Re: TABLESAMPLE patch is really in pretty sad shape - Mailing list pgsql-hackers

From Tom Lane
Subject Re: TABLESAMPLE patch is really in pretty sad shape
Date
Msg-id 12064.1436803249@sss.pgh.pa.us
Whole thread Raw
In response to Re: TABLESAMPLE patch is really in pretty sad shape  (Tom Lane <tgl@sss.pgh.pa.us>)
Responses Re: TABLESAMPLE patch is really in pretty sad shape
Re: TABLESAMPLE patch is really in pretty sad shape
List pgsql-hackers
I wrote:
> TBH, I think the right thing to do at this point is to revert the entire
> patch and send it back for ground-up rework.  I think the high-level
> design is wrong in many ways and I have about zero confidence in most
> of the code details as well.

> I'll send a separate message about high-level issues,

And here's that.  I do *not* claim that this is a complete list of design
issues with the patch, it's just things I happened to notice in the amount
of time I've spent so far (which is already way more than I wanted to
spend on TABLESAMPLE right now).


I'm not sure that we need an extensible sampling-method capability at all,
let alone that an API for that needs to be the primary focus of a patch.
Certainly the offered examples of extension modules aren't inspiring:
tsm_system_time is broken by design (more about that below) and nobody
would miss tsm_system_rows if it weren't there.  What is far more
important is to get sampling capability into indexscans, and designing
an API ahead of time seems like mostly a distraction from that.

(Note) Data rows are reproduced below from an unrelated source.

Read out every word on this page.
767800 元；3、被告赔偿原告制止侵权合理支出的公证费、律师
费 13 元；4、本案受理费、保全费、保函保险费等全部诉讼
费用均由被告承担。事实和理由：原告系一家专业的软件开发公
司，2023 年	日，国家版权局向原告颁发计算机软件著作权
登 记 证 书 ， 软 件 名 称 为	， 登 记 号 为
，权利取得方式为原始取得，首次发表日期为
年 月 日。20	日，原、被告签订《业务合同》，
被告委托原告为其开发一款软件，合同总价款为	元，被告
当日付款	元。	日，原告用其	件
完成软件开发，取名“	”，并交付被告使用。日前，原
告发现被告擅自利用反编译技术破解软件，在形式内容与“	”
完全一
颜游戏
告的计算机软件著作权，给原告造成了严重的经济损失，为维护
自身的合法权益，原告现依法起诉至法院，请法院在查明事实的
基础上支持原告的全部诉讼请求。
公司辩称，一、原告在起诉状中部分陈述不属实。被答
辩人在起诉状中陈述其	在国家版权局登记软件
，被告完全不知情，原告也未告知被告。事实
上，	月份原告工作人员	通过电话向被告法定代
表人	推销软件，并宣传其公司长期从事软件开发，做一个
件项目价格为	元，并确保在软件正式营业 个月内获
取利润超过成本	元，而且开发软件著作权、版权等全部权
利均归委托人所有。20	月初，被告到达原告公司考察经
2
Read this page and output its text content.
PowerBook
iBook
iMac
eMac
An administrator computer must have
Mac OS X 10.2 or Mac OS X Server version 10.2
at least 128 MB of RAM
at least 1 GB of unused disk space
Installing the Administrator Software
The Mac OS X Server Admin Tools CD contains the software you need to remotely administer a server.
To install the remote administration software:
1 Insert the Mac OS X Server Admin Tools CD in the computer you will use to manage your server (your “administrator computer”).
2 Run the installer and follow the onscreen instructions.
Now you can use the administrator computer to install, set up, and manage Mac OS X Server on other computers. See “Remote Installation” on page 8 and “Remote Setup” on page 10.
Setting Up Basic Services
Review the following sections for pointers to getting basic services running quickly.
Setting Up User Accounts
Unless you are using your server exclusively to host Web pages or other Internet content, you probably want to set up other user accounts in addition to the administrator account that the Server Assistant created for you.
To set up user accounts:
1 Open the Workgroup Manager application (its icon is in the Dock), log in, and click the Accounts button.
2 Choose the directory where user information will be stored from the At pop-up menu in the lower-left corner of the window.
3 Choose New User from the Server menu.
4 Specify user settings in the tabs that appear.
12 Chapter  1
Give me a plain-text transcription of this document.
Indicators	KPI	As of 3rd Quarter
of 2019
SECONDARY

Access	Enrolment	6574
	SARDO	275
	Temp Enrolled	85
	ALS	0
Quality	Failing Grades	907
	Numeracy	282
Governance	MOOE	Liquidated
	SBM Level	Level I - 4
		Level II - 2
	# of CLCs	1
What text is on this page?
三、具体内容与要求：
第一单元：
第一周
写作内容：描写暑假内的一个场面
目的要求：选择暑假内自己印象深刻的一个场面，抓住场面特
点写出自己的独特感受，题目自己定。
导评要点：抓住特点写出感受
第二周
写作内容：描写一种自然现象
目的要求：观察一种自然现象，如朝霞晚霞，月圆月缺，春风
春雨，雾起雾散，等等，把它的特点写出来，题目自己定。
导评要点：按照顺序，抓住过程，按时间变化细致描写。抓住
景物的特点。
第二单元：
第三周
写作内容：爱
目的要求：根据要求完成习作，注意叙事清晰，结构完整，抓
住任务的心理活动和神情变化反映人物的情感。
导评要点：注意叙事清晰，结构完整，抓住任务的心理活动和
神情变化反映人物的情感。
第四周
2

I'd think seriously about tossing the entire executor-stage part of the
patch, creating a stateless (history-independent) sampling filter that
just accepts or rejects TIDs, and sticking calls to that into all the
table scan node types.  Once you had something like that working well
it might be worth considering whether to try to expose an API to
generalize it.  But even then it's not clear that we really need any
more options than true-Bernoulli and block-level sampling.

The IBM paper I linked to in the other thread mentions that their
optimizer will sometimes choose to do Bernoulli sampling even if SYSTEM
was requested.  Probably that happens when it decides to do a simple
indexscan, because then there's no advantage to trying to cluster the
sampled rows.  But in the case of a bitmap scan, you could very easily do
either true Bernoulli or block-level sampling simply by adjusting the
rules about which bits you keep or clear in the bitmap (given that you
apply the filter between collection of the index bitmap and accessing the
heap, which seems natural).  The only case where a special scan type
really seems to be needed is if you want block-level sampling, the query
would otherwise use a seqscan, *and* the sampling percentage is pretty low
--- if you'd be reading every second or third block anyway, you're likely
better off with a plain seqscan so that the kernel sees sequential access
and does prefetching.  The current API doesn't seem to make it possible to
switch between seqscan and read-only-selected-blocks based on the sampling
percentage, but I think that could be an interesting optimization.
(Another bet that's been missed is having the samplescan logic request
prefetching when it is doing selective block reads.  The current API can't
support that AFAICS, since there's no expectation that nextblock calls
could be done asynchronously from nexttuple calls.)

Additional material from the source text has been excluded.